«Des origines…»

Caméra-stylo, programme n°169 |

En cinq films différant du tout au tout, Passion Cinéma lie septième art et quête des origines. Celle-ci constitue souvent un long cortège de déceptions et de souffrances, dans le sens où elle procède la plupart du temps d’une part d’imagination parfois dévastatrice – quand elle va jusqu’à inventer un grand dessein pour un peuple, notion tout aussi fantaisiste mais à coup sûr formatrice si elle s’accompagne d’une exigence de vérité. Comme le roman, le cinéma sait parfaitement la manière de jouer avec la temporalité et ne s’en est pas privé, devenant l’un des complices en chef de l’entretien souvent inconsidéré du fantasme originaire. Ainsi, un grand genre cinématographique comme le western a été entièrement dévolu ou presque à attester de l’acte de fondation des Etats-Unis, à l’insu de notre plein gré, pour reprendre le lapsus d’un ex-héros de la petite reine. Procédé emprunté à la littérature, déjà expérimenté par Homère dans son Odyssée, le retour en arrière («flash-back») est bien sûr l’une des figures clefs pour faire accéder le spectateur à ce vaste songe, connaissant dans son application audiovisuelle une fortune considérable.

Le songe de l’enfance

Les historiens s’accordent pour faire du réalisateur Ferdinand Zecca (1864-1947) l’inventeur du premier retour en arrière de l’histoire du cinéma. Dans «Histoire d’un crime» (1901), le pionnier raconte le destin édifiant d’un jeune homme perclus de dettes qui cambriole nuitamment une banque. Las, il est surpris par le gardien qu’il poignarde à mort. Arrêté peu après, le meurtrier est pris de remord devant la dépouille de sa victime. La nuit venue, dormant en cellule, le criminel opère alors en rêve un retour en arrière faisant remonter tour à tour à la surface trois souvenirs. De façon symptomatique, le premier d’entre eux évoque l’enfance heureuse du protagoniste promis à la guillotine dès son réveil. Avec une intuition remarquable, Zecca accorde à ce premier flash-back une dimension onirique qui fait douter de sa «réalité». Pour preuve, à l’époque, nombreux furent les spectateurs à penser que le coupable rêvait à une enfance heureuse et non que la sienne l’eût été…
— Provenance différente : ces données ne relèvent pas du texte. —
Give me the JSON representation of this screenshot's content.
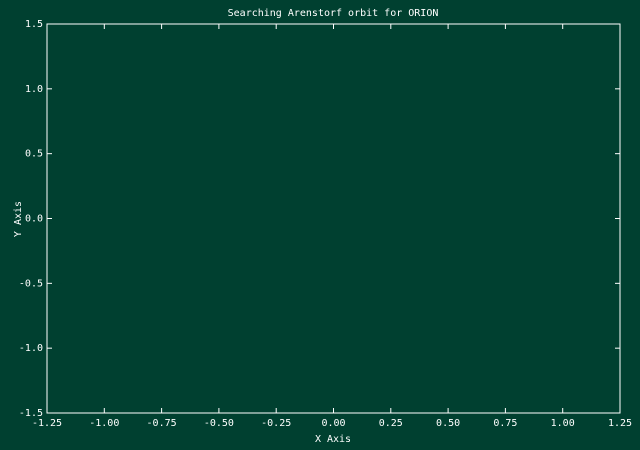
{
  "colors": {
    "background": "#004030",
    "axis": "#ffffff",
    "text": "#ffffff"
  },
  "chart_data": {
    "type": "line",
    "title": "Searching Arenstorf orbit for ORION",
    "xlabel": "X Axis",
    "ylabel": "Y Axis",
    "xlim": [
      -1.25,
      1.25
    ],
    "ylim": [
      -1.5,
      1.5
    ],
    "xticks": [
      -1.25,
      -1.0,
      -0.75,
      -0.5,
      -0.25,
      0.0,
      0.25,
      0.5,
      0.75,
      1.0,
      1.25
    ],
    "yticks": [
      -1.5,
      -1.0,
      -0.5,
      0.0,
      0.5,
      1.0,
      1.5
    ],
    "xtick_labels": [
      "-1.25",
      "-1.00",
      "-0.75",
      "-0.50",
      "-0.25",
      "0.00",
      "0.25",
      "0.50",
      "0.75",
      "1.00",
      "1.25"
    ],
    "ytick_labels": [
      "-1.5",
      "-1.0",
      "-0.5",
      "0.0",
      "0.5",
      "1.0",
      "1.5"
    ],
    "grid": false,
    "series": []
  }
}
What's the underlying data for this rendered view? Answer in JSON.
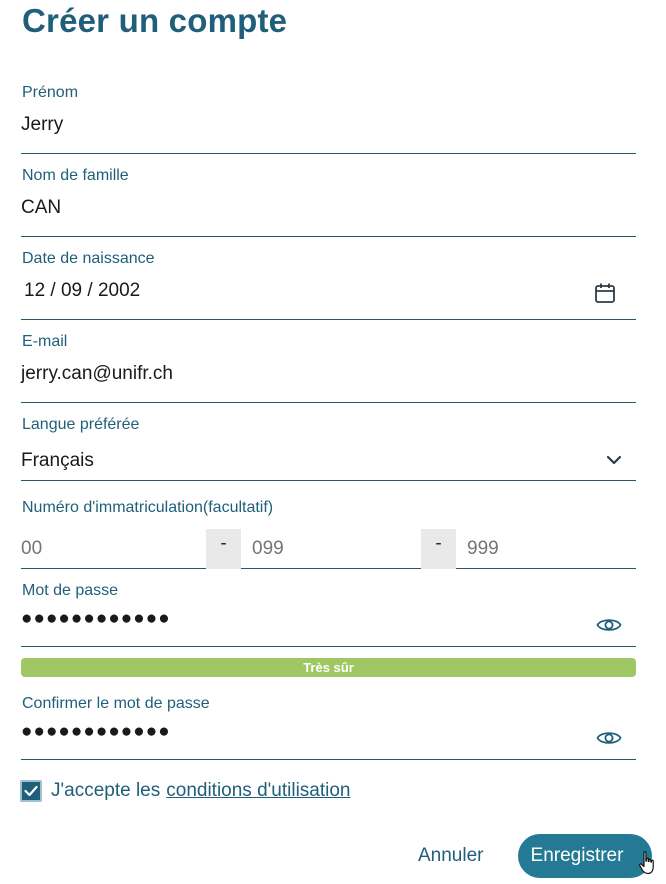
{
  "page": {
    "title": "Créer un compte"
  },
  "form": {
    "first_name": {
      "label": "Prénom",
      "value": "Jerry"
    },
    "last_name": {
      "label": "Nom de famille",
      "value": "CAN"
    },
    "birth_date": {
      "label": "Date de naissance",
      "value": "12 / 09 / 2002"
    },
    "email": {
      "label": "E-mail",
      "value": "jerry.can@unifr.ch"
    },
    "language": {
      "label": "Langue préférée",
      "value": "Français"
    },
    "matriculation": {
      "label": "Numéro d'immatriculation(facultatif)",
      "part1_placeholder": "00",
      "part2_placeholder": "099",
      "part3_placeholder": "999",
      "separator": "-"
    },
    "password": {
      "label": "Mot de passe",
      "value": "●●●●●●●●●●●●"
    },
    "strength": {
      "label": "Très sûr",
      "level": 1.0
    },
    "confirm_password": {
      "label": "Confirmer le mot de passe",
      "value": "●●●●●●●●●●●●"
    },
    "terms": {
      "checked": true,
      "text": "J'accepte les",
      "link": "conditions d'utilisation"
    }
  },
  "actions": {
    "cancel": "Annuler",
    "save": "Enregistrer"
  },
  "colors": {
    "primary": "#1f5f7a",
    "button": "#247a94",
    "strength": "#9fc865"
  }
}
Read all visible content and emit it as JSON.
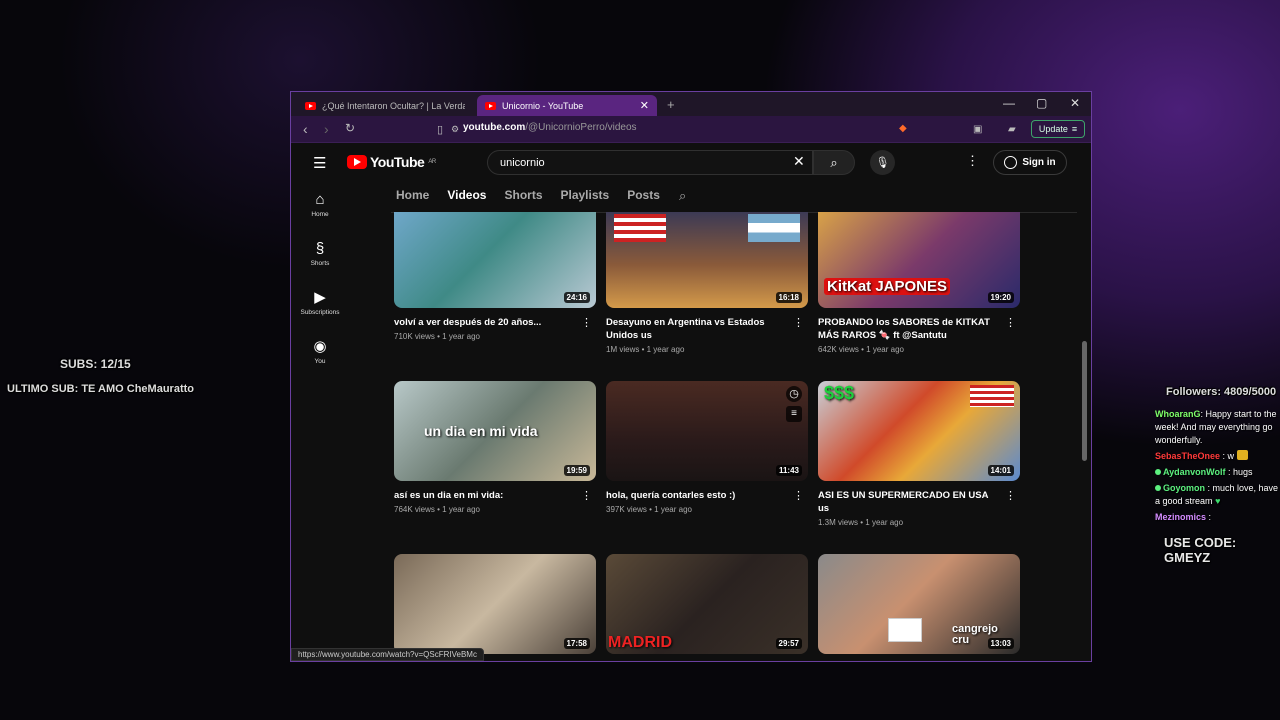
{
  "overlay": {
    "subs": "SUBS: 12/15",
    "ultimo": "ULTIMO SUB: TE AMO CheMauratto",
    "followers": "Followers: 4809/5000",
    "usecode": "USE CODE: GMEYZ"
  },
  "chat": [
    {
      "user": "WhoaranG",
      "color": "#7fff6a",
      "text": ": Happy start to the week! And may everything go wonderfully.",
      "badge": ""
    },
    {
      "user": "SebasTheOnee",
      "color": "#ff3a3a",
      "text": ": w",
      "badge": "emote"
    },
    {
      "user": "AydanvonWolf",
      "color": "#5cf07f",
      "text": ": hugs",
      "badge": "dot"
    },
    {
      "user": "Goyomon",
      "color": "#5cf07f",
      "text": ": much love, have a good stream",
      "badge": "dot"
    },
    {
      "user": "Mezinomics",
      "color": "#d48cff",
      "text": ":",
      "badge": ""
    }
  ],
  "browser": {
    "tabs": [
      {
        "title": "¿Qué Intentaron Ocultar? | La Verdad"
      },
      {
        "title": "Unicornio - YouTube"
      }
    ],
    "url_host": "youtube.com",
    "url_path": "/@UnicornioPerro/videos",
    "update_label": "Update",
    "status_url": "https://www.youtube.com/watch?v=QScFRIVeBMc"
  },
  "youtube": {
    "country": "AR",
    "logo_text": "YouTube",
    "search_value": "unicornio",
    "sign_in": "Sign in",
    "sidebar": [
      {
        "label": "Home",
        "icon": "home-icon"
      },
      {
        "label": "Shorts",
        "icon": "shorts-icon"
      },
      {
        "label": "Subscriptions",
        "icon": "subscriptions-icon"
      },
      {
        "label": "You",
        "icon": "you-icon"
      }
    ],
    "channel_tabs": [
      "Home",
      "Videos",
      "Shorts",
      "Playlists",
      "Posts"
    ],
    "videos": [
      {
        "title": "volví a ver después de 20 años...",
        "views": "710K views",
        "age": "1 year ago",
        "duration": "24:16",
        "overlay": ""
      },
      {
        "title": "Desayuno en Argentina vs Estados Unidos us",
        "views": "1M views",
        "age": "1 year ago",
        "duration": "16:18",
        "overlay": ""
      },
      {
        "title": "PROBANDO los SABORES de KITKAT MÁS RAROS 🍬 ft @Santutu",
        "views": "642K views",
        "age": "1 year ago",
        "duration": "19:20",
        "overlay": "KitKat JAPONES"
      },
      {
        "title": "así es un dia en mi vida:",
        "views": "764K views",
        "age": "1 year ago",
        "duration": "19:59",
        "overlay": "un dia en mi vida"
      },
      {
        "title": "hola, quería contarles esto :)",
        "views": "397K views",
        "age": "1 year ago",
        "duration": "11:43",
        "overlay": ""
      },
      {
        "title": "ASI ES UN SUPERMERCADO EN USA us",
        "views": "1.3M views",
        "age": "1 year ago",
        "duration": "14:01",
        "overlay": "$$$"
      },
      {
        "title": "",
        "views": "",
        "age": "",
        "duration": "17:58",
        "overlay": ""
      },
      {
        "title": "",
        "views": "",
        "age": "",
        "duration": "29:57",
        "overlay": "MADRID"
      },
      {
        "title": "",
        "views": "",
        "age": "",
        "duration": "13:03",
        "overlay": "cangrejo cru"
      }
    ]
  }
}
Malick et les frères Dardenne

A l’origine, il y a donc presque toujours l’enfance, rêvée ou non! Dans «The Tree of Life», Terrence Malick n’hésite pas à accorder une dimension cosmique à l’évocation de ce temps révolu qui ne cesse pourtant de nous tirer en arrière, faisant d’un destin contrarié une métaphore d’une amplitude annoncée comme inouïe. Par un tout autre chemin, les frères Dardenne parviennent à un constat identique, mais en s’interdisant l’usage du retour en arrière. Animés par le souci du réel, les réalisateurs du «Gamin au vélo» préfèrent guetter le symptôme, plutôt que d’exposer le fantasme. Partant, ils sont de véritables cinéastes sismographes, enregistrant les innombrables répliques de nos premières secousses intimes et décisives. Extrêmement documenté, «L’Etrangère» participe d’une démarche semblable… Et «Le Chat du rabbin» dans tout cela? Encore autre chose, du dessin animé stéréoscopique, qui plus est! Mais peut-être ne s’agit-il que d’une question de forme, car Joann Sfar est dans la même logique de «chirurgie reconstructive» de nos origines, tout en faisant un joyeux sort à la soi-disant pureté qui lui est hélas encore trop souvent prêtée.